As of Thursday, the rodeo is the second largest in the country in terms of how much money is on the table for contestants to win.
Rodeo Manager LaMont Poulsen said they have had 100 female barrel racers sign up and 80 bull riders register, making their slack or the ones who don’t make it into the competition, four times the size as what they would have on a normal year.
“Last year we paid out $180,000, this year will be a lot more then that,” said Poulsen.
Folks have been watching the Cache County rodeo for more than 141 years—a tradition that won’t be broken by a tiny virus as long as Poulsen and the fair manager, Lane Parker, will be there.
“I’ve been in this arena with mud up to my knees and we didn’t stop,” said Poulsen. "The only thing is lightning, that will stop us.”
A fourth day was added to the rodeo lineup to include Extreme Bronco Riding. The other days are packed with some of the best contestants in the nation.
So far, 12 out of the top 15 Bareback riders qualified to go the National Finals Rodeo have entered.
13 out of the top 15 in Saddle Bronc riding and 11 out of the top 15 Bull riders will all be competing.
“This year with all the cancelations of rodeos, the guys are hungry and so are the girls, so we are totally filled up in every area,” said Poulsen.
Though there will be no carnival this year, Parker said the fair is still moving forward.

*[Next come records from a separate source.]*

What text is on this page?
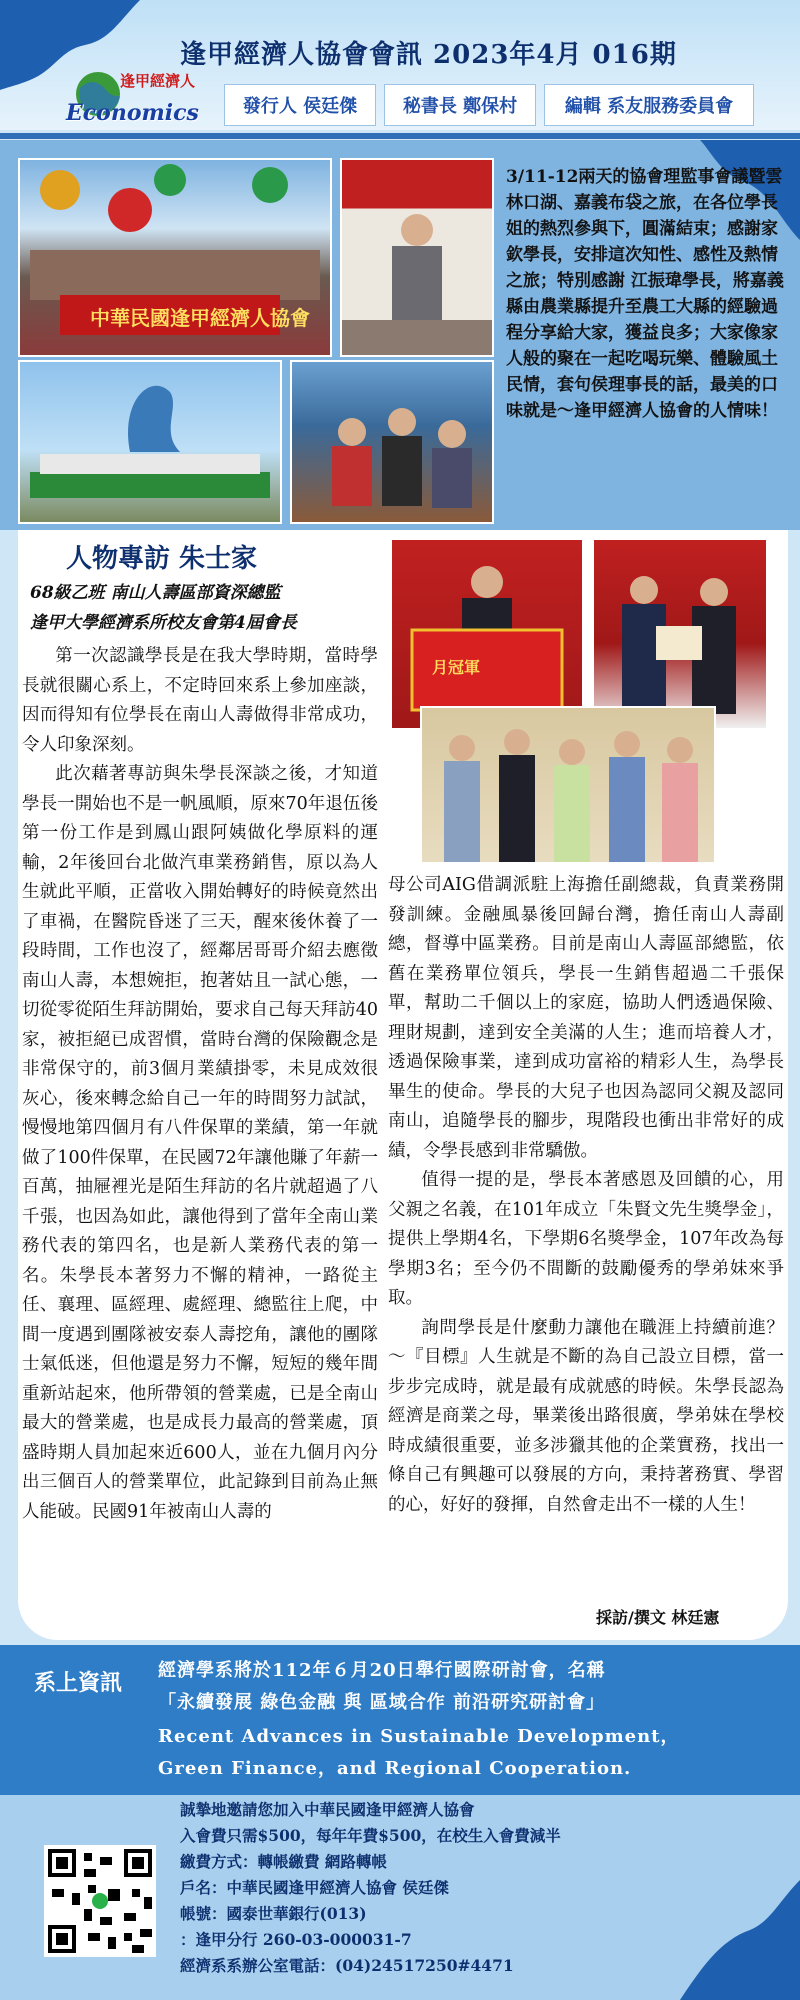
逢甲經濟人協會會訊 2023年4月 016期
發行人 侯廷傑	秘書長 鄭保村	編輯 系友服務委員會
逢甲經濟人
Economics
中華民國逢甲經濟人協會
3/11-12兩天的協會理監事會議暨雲林口湖、嘉義布袋之旅，在各位學長姐的熱烈參與下，圓滿結束；感謝家欽學長，安排這次知性、感性及熱情之旅；特別感謝 江振瑋學長，將嘉義縣由農業縣提升至農工大縣的經驗過程分享給大家，獲益良多；大家像家人般的聚在一起吃喝玩樂、體驗風土民情，套句侯理事長的話，最美的口味就是～逢甲經濟人協會的人情味！
人物專訪 朱士家
68級乙班 南山人壽區部資深總監
逢甲大學經濟系所校友會第4屆會長
月冠軍

第一次認識學長是在我大學時期，當時學長就很關心系上，不定時回來系上參加座談，因而得知有位學長在南山人壽做得非常成功，令人印象深刻。

此次藉著專訪與朱學長深談之後，才知道學長一開始也不是一帆風順，原來70年退伍後第一份工作是到鳳山跟阿姨做化學原料的運輸，2年後回台北做汽車業務銷售，原以為人生就此平順，正當收入開始轉好的時候竟然出了車禍，在醫院昏迷了三天，醒來後休養了一段時間，工作也沒了，經鄰居哥哥介紹去應徵南山人壽，本想婉拒，抱著姑且一試心態，一切從零從陌生拜訪開始，要求自己每天拜訪40家，被拒絕已成習慣，當時台灣的保險觀念是非常保守的，前3個月業績掛零，未見成效很灰心，後來轉念給自己一年的時間努力試試，慢慢地第四個月有八件保單的業績，第一年就做了100件保單，在民國72年讓他賺了年薪一百萬，抽屜裡光是陌生拜訪的名片就超過了八千張，也因為如此，讓他得到了當年全南山業務代表的第四名，也是新人業務代表的第一名。朱學長本著努力不懈的精神，一路從主任、襄理、區經理、處經理、總監往上爬，中間一度遇到團隊被安泰人壽挖角，讓他的團隊士氣低迷，但他還是努力不懈，短短的幾年間重新站起來，他所帶領的營業處，已是全南山最大的營業處，也是成長力最高的營業處，頂盛時期人員加起來近600人，並在九個月內分出三個百人的營業單位，此記錄到目前為止無人能破。民國91年被南山人壽的

母公司AIG借調派駐上海擔任副總裁，負責業務開發訓練。金融風暴後回歸台灣，擔任南山人壽副總，督導中區業務。目前是南山人壽區部總監，依舊在業務單位領兵，學長一生銷售超過二千張保單，幫助二千個以上的家庭，協助人們透過保險、理財規劃，達到安全美滿的人生；進而培養人才，透過保險事業，達到成功富裕的精彩人生，為學長畢生的使命。學長的大兒子也因為認同父親及認同南山，追隨學長的腳步，現階段也衝出非常好的成績，令學長感到非常驕傲。

值得一提的是，學長本著感恩及回饋的心，用父親之名義，在101年成立「朱賢文先生獎學金」，提供上學期4名，下學期6名獎學金，107年改為每學期3名；至今仍不間斷的鼓勵優秀的學弟妹來爭取。

詢問學長是什麼動力讓他在職涯上持續前進？～『目標』人生就是不斷的為自己設立目標，當一步步完成時，就是最有成就感的時候。朱學長認為經濟是商業之母，畢業後出路很廣，學弟妹在學校時成績很重要，並多涉獵其他的企業實務，找出一條自己有興趣可以發展的方向，秉持著務實、學習的心，好好的發揮，自然會走出不一樣的人生！

採訪/撰文 林廷憲
系上資訊 經濟學系將於112年６月20日舉行國際研討會，名稱
「永續發展 綠色金融 與 區域合作 前沿研究研討會」
Recent Advances in Sustainable Development，
Green Finance，and Regional Cooperation.
誠摯地邀請您加入中華民國逢甲經濟人協會
入會費只需$500，每年年費$500，在校生入會費減半
繳費方式：轉帳繳費 網路轉帳
戶名：中華民國逢甲經濟人協會 侯廷傑
帳號：國泰世華銀行(013)
：逢甲分行 260-03-000031-7
經濟系系辦公室電話：(04)24517250#4471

Last year, Parker said the fair generated $530,000 at the fat stock auction for the youth.
“That’s mission money and school money,” said Parker.
There are 240 spaces for fair vendors in the park next to the rodeo arena. Some vendors have backed out and so have the high school athletic teams who have usually helped out with parking and cleaning.
“I can’t give you all the answers right now, but we’re going to make it happen,” said Parker.
Joshua Greer, a spokesman with the Bear River Health Department said they have some reservations about the event, even though the cases in Cache County are decreasing.
“If things went bad, we certainly would make recommendations to the county officials who made the decision,” said Greer. “We certainly would encourage them to do what’s right for the community.”
With the blessing of county officials, first responders and with a sports medical team from Intermountain Health Care scheduled to be on hand, Poulsen intends to fill the arena—which can hold anywhere from five to seven thousand people.
“What I would hope is that those that come, feel comfortable and safe,” said Poulsen. “That they wouldn’t look down on someone that has a mask or vice versa.”
The Cache County Rodeo and Fair is scheduled for August 5th through the 8th.